Debería estar nerviosa, pero no lo estoy. No es la edad, sino la experiencia la que, con los años, te va despojando de la turbación cuando no sabes (pero intuyes) que algo hay. Porque algo hay, que esta película ya la hemos visto. El instinto no falla. Así que ya no me preocupa tanto no ser correspondida en el amor (llamémoslo amor, aunque se me pase dentro de dos semanas), sino cuánto tiempo seré capaz de mantener ese fuego ardiendo antes de que salte todo por los aires.
Puestos a seguir pidiendo, rezo por que no sea uno de esos hombres a los que les gusta ir al grano y que no pierden tiempo con la seducción. Ojalá no me salga con un: «Me gustas, te gusto. Dejémonos de tonterías.» ¿Ya está? Se acabó el juego. ¿Y ahora qué?
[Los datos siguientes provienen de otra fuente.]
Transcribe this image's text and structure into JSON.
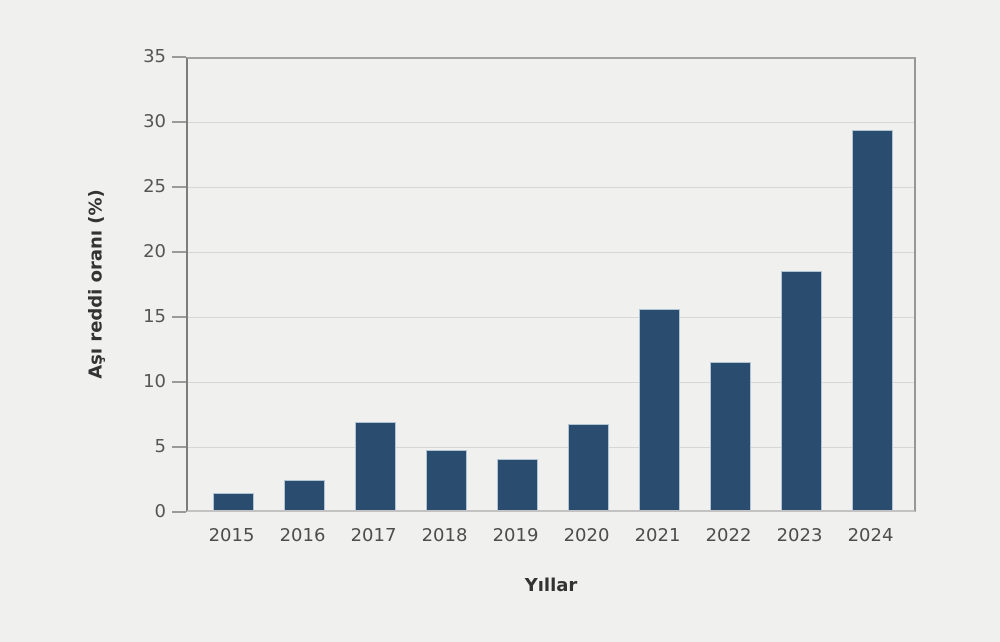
{
  "chart_data": {
    "type": "bar",
    "title": "",
    "xlabel": "Yıllar",
    "ylabel": "Aşı reddi oranı (%)",
    "categories": [
      "2015",
      "2016",
      "2017",
      "2018",
      "2019",
      "2020",
      "2021",
      "2022",
      "2023",
      "2024"
    ],
    "values": [
      1.3,
      2.3,
      6.8,
      4.6,
      3.9,
      6.6,
      15.5,
      11.4,
      18.4,
      29.2
    ],
    "ylim": [
      0,
      35
    ],
    "yticks": [
      0,
      5,
      10,
      15,
      20,
      25,
      30,
      35
    ],
    "grid": "horizontal",
    "legend": "none",
    "colors": {
      "bar_fill": "#2a4c6e",
      "bar_edge": "#b0c4d4",
      "background": "#f0f0ef",
      "gridline": "#d6d6d6",
      "tick_text": "#565656",
      "label_text": "#333333"
    }
  }
}
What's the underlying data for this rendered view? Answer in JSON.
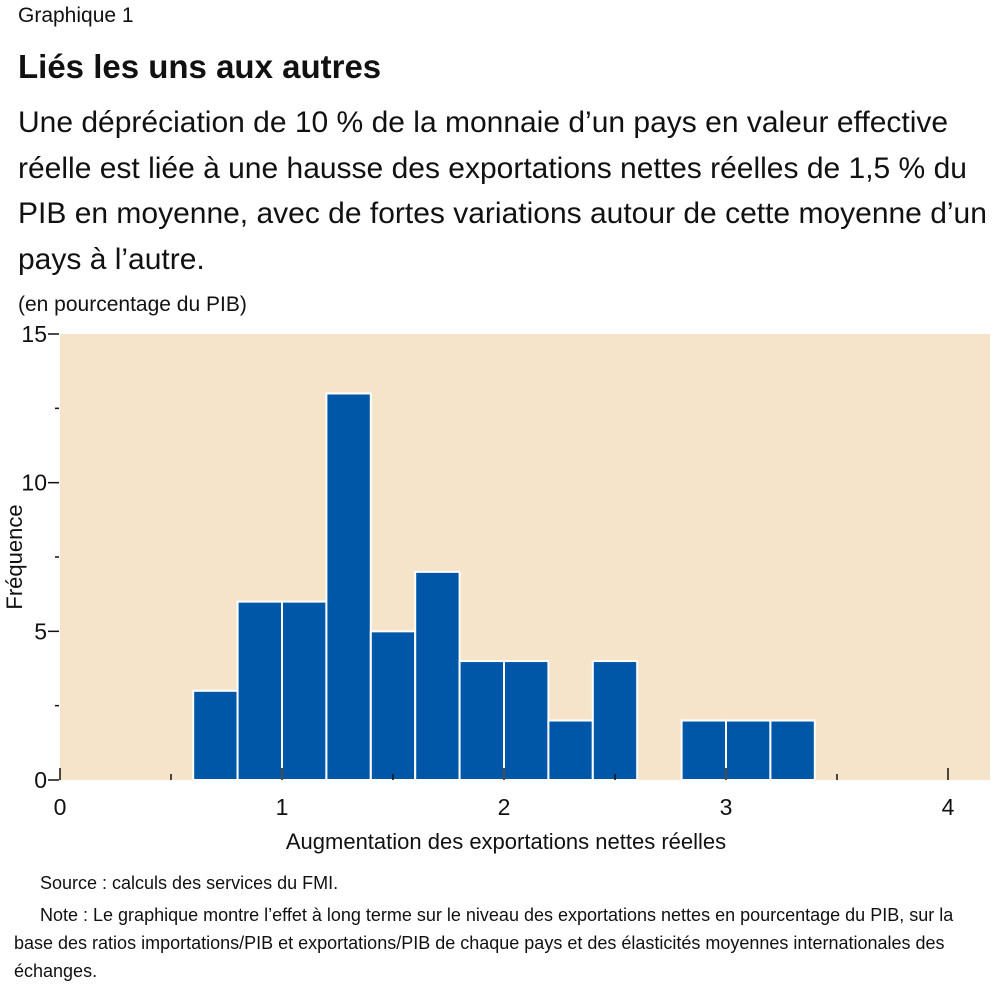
{
  "header": {
    "graph_label": "Graphique 1",
    "title": "Liés les uns aux autres",
    "subtitle": "Une dépréciation de 10 % de la monnaie d’un pays en valeur effective réelle est liée à une hausse des exportations nettes réelles de 1,5 % du PIB en moyenne, avec de fortes variations autour de cette moyenne d’un pays à l’autre.",
    "unit_note": "(en pourcentage du PIB)"
  },
  "chart_data": {
    "type": "bar",
    "xlabel": "Augmentation des exportations nettes réelles",
    "ylabel": "Fréquence",
    "xlim": [
      0,
      4.2
    ],
    "ylim": [
      0,
      15
    ],
    "x_ticks": [
      0,
      1,
      2,
      3,
      4
    ],
    "y_ticks": [
      0,
      5,
      10,
      15
    ],
    "bin_width": 0.2,
    "bins": [
      {
        "start": 0.6,
        "count": 3
      },
      {
        "start": 0.8,
        "count": 6
      },
      {
        "start": 1.0,
        "count": 6
      },
      {
        "start": 1.2,
        "count": 13
      },
      {
        "start": 1.4,
        "count": 5
      },
      {
        "start": 1.6,
        "count": 7
      },
      {
        "start": 1.8,
        "count": 4
      },
      {
        "start": 2.0,
        "count": 4
      },
      {
        "start": 2.2,
        "count": 2
      },
      {
        "start": 2.4,
        "count": 4
      },
      {
        "start": 2.8,
        "count": 2
      },
      {
        "start": 3.0,
        "count": 2
      },
      {
        "start": 3.2,
        "count": 2
      }
    ],
    "colors": {
      "bar": "#0057A8",
      "background": "#F5E4C9",
      "bar_edge": "#ffffff"
    },
    "grid": false
  },
  "footer": {
    "source": "Source : calculs des services du FMI.",
    "note": "Note : Le graphique montre l’effet à long terme sur le niveau des exportations nettes en pourcentage du PIB, sur la base des ratios importations/PIB et exportations/PIB de chaque pays et des élasticités moyennes internationales des échanges."
  }
}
Se pasa directamente a las cosas serias: al punto de inflexión en el que el cuerpo deja de comportarse como el de un animal ingobernable, para ceder a la mecánica de las relaciones consolidadas (aunque no sean serias). Habrá quien prefiera eso a nadar en las aguas de la incertidumbre. Pero yo no. Tranquilidad ya tengo mucha cuando estoy sola en mi casa. Precisamente en el amor, como en la vida, no se debe tener prisa. Tan nefasto es llegar tarde como hacerlo demasiado pronto. A uno sólo le queda invocar al kairós, que, como tantas palabras misteriosas, tiene muchos significados, pero vendría a ser, fundamentalmente, «el momento oportuno». Afortunadamente, el kairós no es como los trenes, y puede pasar más de una vez por nuestras vidas.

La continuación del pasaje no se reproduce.